Two earthquakes. Thirty-nine seconds apart. That is all the warning Venezuela got on June 24. The first hit near San Felipe (M7.2). The second struck closer to Yumare (M7.5). The death toll is in the thousands. The injuries, thousands more. But while the world focuses on the rubble, seismologists are watching closely.
Why? Because this wasn’t just a disaster. It was data. A rare “earthquake doublet” that might explain how massive faults actually break.
Usually, big quakes are followed by small aftershocks. Standard procedure. But sometimes stress shifts. It spills over to a neighboring fault—or further down the same line. That shift triggers another monster quake.
It doesn’t happen often. We’ve seen it before though. Turkey in 2023. Pakistan in 1997. Now Venezuela.
The takeaway? We are probably wrong about how we map danger in places like California. Most seismic models treat faults like lonely roads. But in regions where multiple plates meet—Venezuela, the San Andreas zone—those roads connect. Ignoring the intersection makes the models blind.
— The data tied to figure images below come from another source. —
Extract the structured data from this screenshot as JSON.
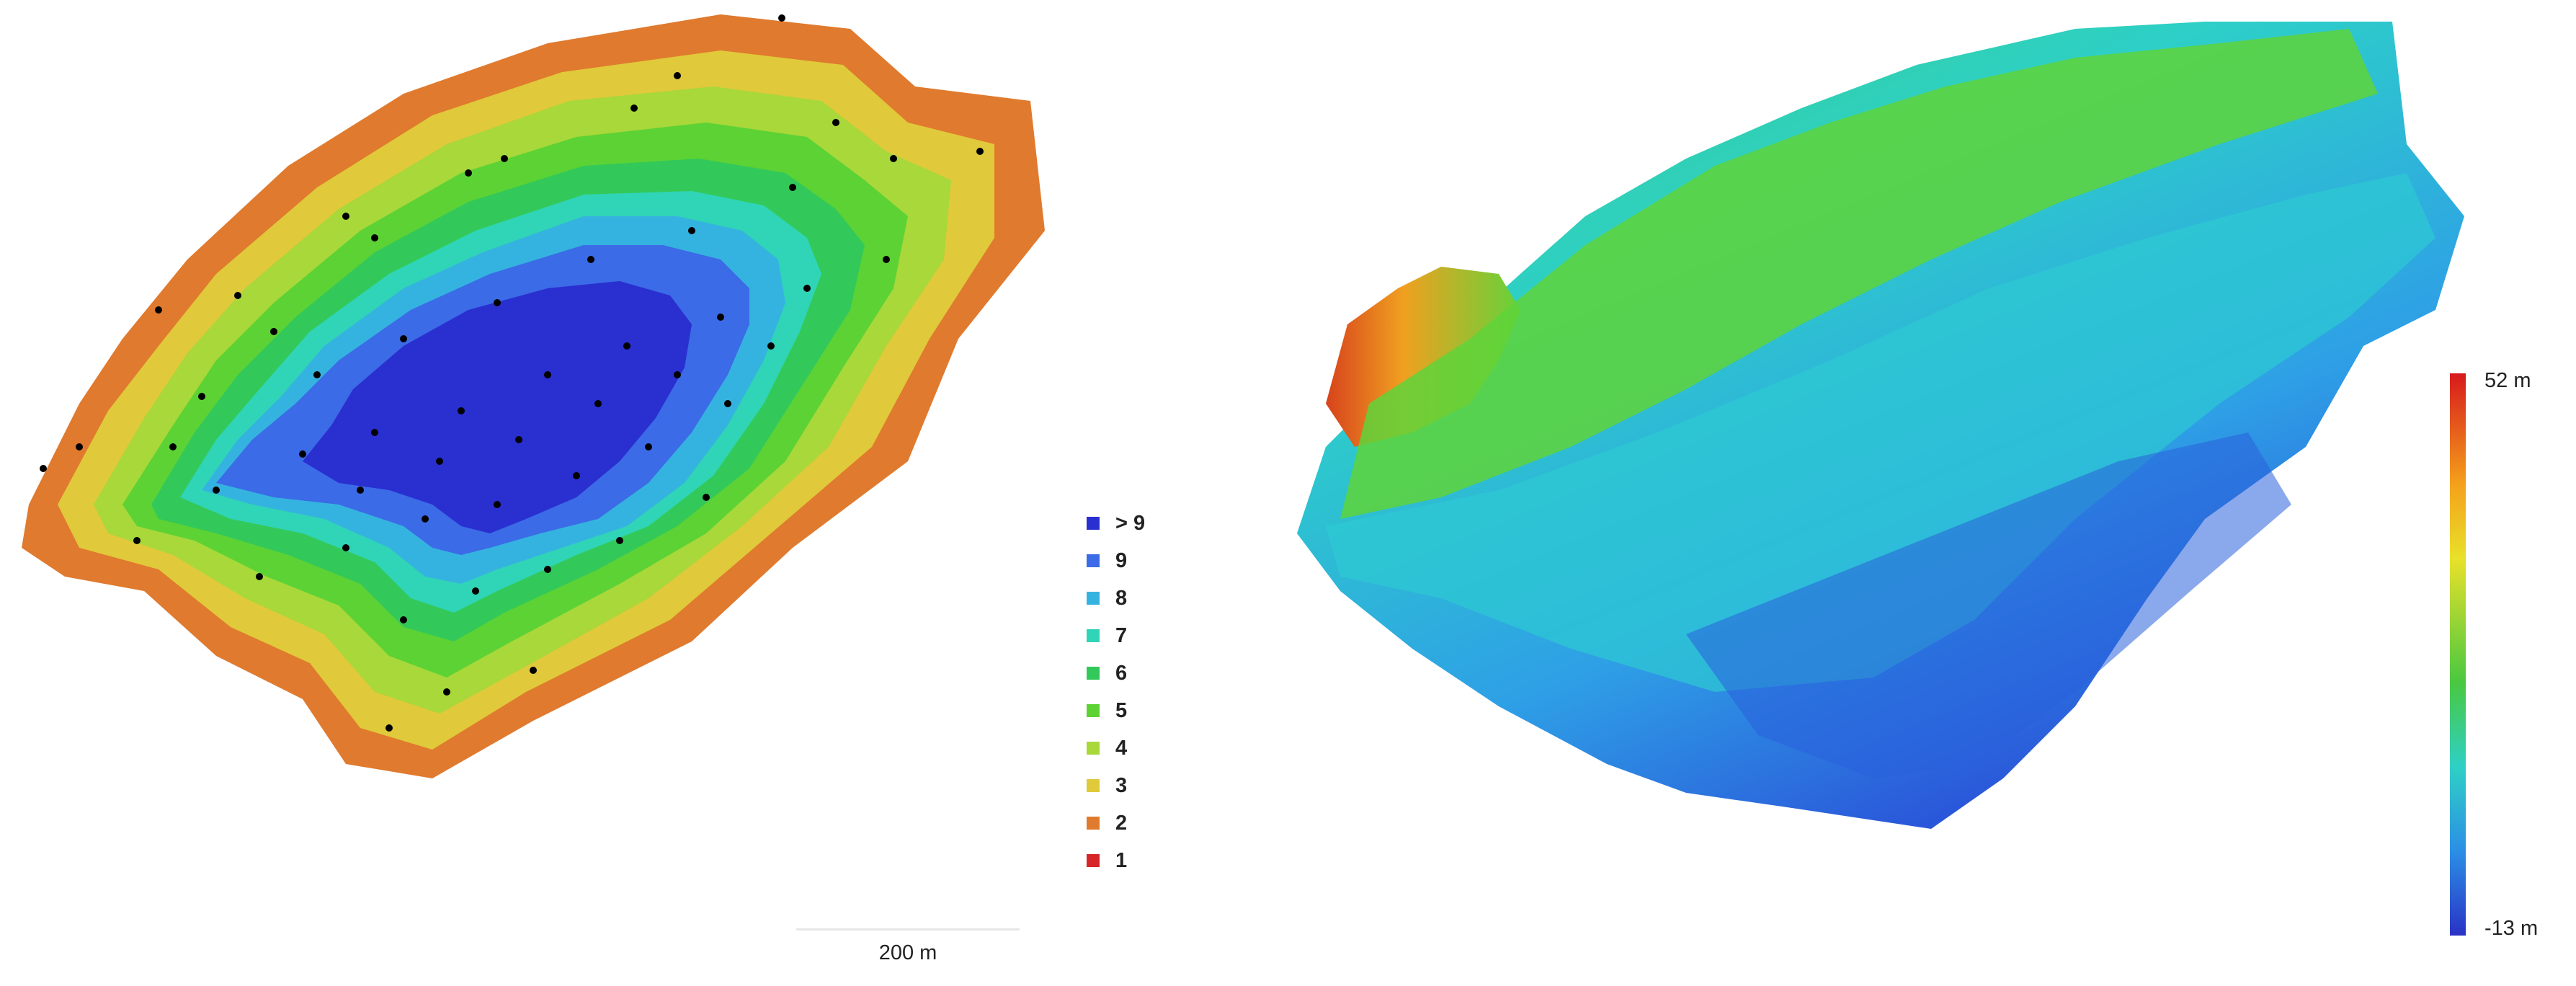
{
  "overlap_map": {
    "legend": [
      {
        "label": "> 9",
        "color": "#2a2fd0"
      },
      {
        "label": "9",
        "color": "#3b6be6"
      },
      {
        "label": "8",
        "color": "#35b3e0"
      },
      {
        "label": "7",
        "color": "#2fd5b6"
      },
      {
        "label": "6",
        "color": "#33c95a"
      },
      {
        "label": "5",
        "color": "#5dd234"
      },
      {
        "label": "4",
        "color": "#a8d83a"
      },
      {
        "label": "3",
        "color": "#e0c93a"
      },
      {
        "label": "2",
        "color": "#e07a2e"
      },
      {
        "label": "1",
        "color": "#d7262a"
      }
    ],
    "scale_bar_label": "200 m"
  },
  "dsm_map": {
    "colorbar_max_label": "52 m",
    "colorbar_min_label": "-13 m"
  }
}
A Natural Laboratory with a Twist
The fault network in Venezuela (Boconó, Morón, El Pilar, San Sebastián) looks a lot like California’s San Andreas system on paper. Both are right-lateral strike slip faults. Blocks slide past each other horizontally. They sit on plate boundaries.
But the details differ. Big time.
Julián García Mayordomo from the Geological and Mining Institute of Spain calls the Venezuelan architecture “much more complex.” It stems from the Maracaibo block twisting the tectonic puzzle. Then there is the speed.
In Venezuela, plates grind past each other at 0.8 inches a year. The San Andreas moves faster, at roughly 1.2 inches.
Faster movement means stress builds quicker. In Southern California, we expect M7+ quakes every 100 to 150 years roughly. The last big one? 1857 in Fort Tejon. In Venezuela, the math suggests a recurrence interval of one or two centuries. They got hit in 1812 with a sequence including M7.5 and M7.2 quakes. A 2018 study noted the Boconó fault had already recharged.
Does this mean a quake is due today? Or in fifty years? Statistics don’t predict time. They just outline odds. And odds are messy.
Beyond Isolated Lines
That messiness is exactly why scientists are fascinated. Liliane Burkhard from the University of Bern sees the Venezuela event as a live test of theories paleoseismologists have only guessed at for years.
“We infer how stress evolves,” she notes. But we rarely catch the moment faults talk to each other. The doublet provides that real-time capture.
The lesson for California? Faults aren’t independent actors. They are a network. At spots like Cajon Pass, where the San Andreas meets the San Jacinto fault, stress levels are currently high—among the highest in a millennium. Burkhard’s research asks if a rupture can jump between systems there. The answer in Venezuela was yes.
Though, a nuance exists. Cajon Pass worries about one rupture jumping tracks mid-quake. The Venezuela event looked more like two separate strikes. Distinct ruptures on likely separate faults. Triggered in close succession.
The distinction matters, but the conclusion doesn’t.
New Zealand already knows this. After the 2017 Kaikōura earthquake cracked across twelve faults simultaneously, they changed their national hazard model. They stopped pretending faults are isolated lines. They started modeling the web.
García Mayordomo thinks the U.S. should follow suit. Building codes need to account for this complexity. Multi-fault ruptures cause shaking to last longer. Structures fail from fatigue. It’s not just about the peak intensity. It’s about the duration.
“It’s like a boxing match,” he said. “Many times the winner isn’t who throws the hardest punch, but who keeps throwing punches longer.”
Don’t read too much into one event. Judith Hubbard of Cornell University reminds us that earth behavior varies wildly. Each quake is a unique story. One data point.
The models in California remain blind to these connections. They ignore the network effect. For now, the warning from Venezuela stands. Unanswered.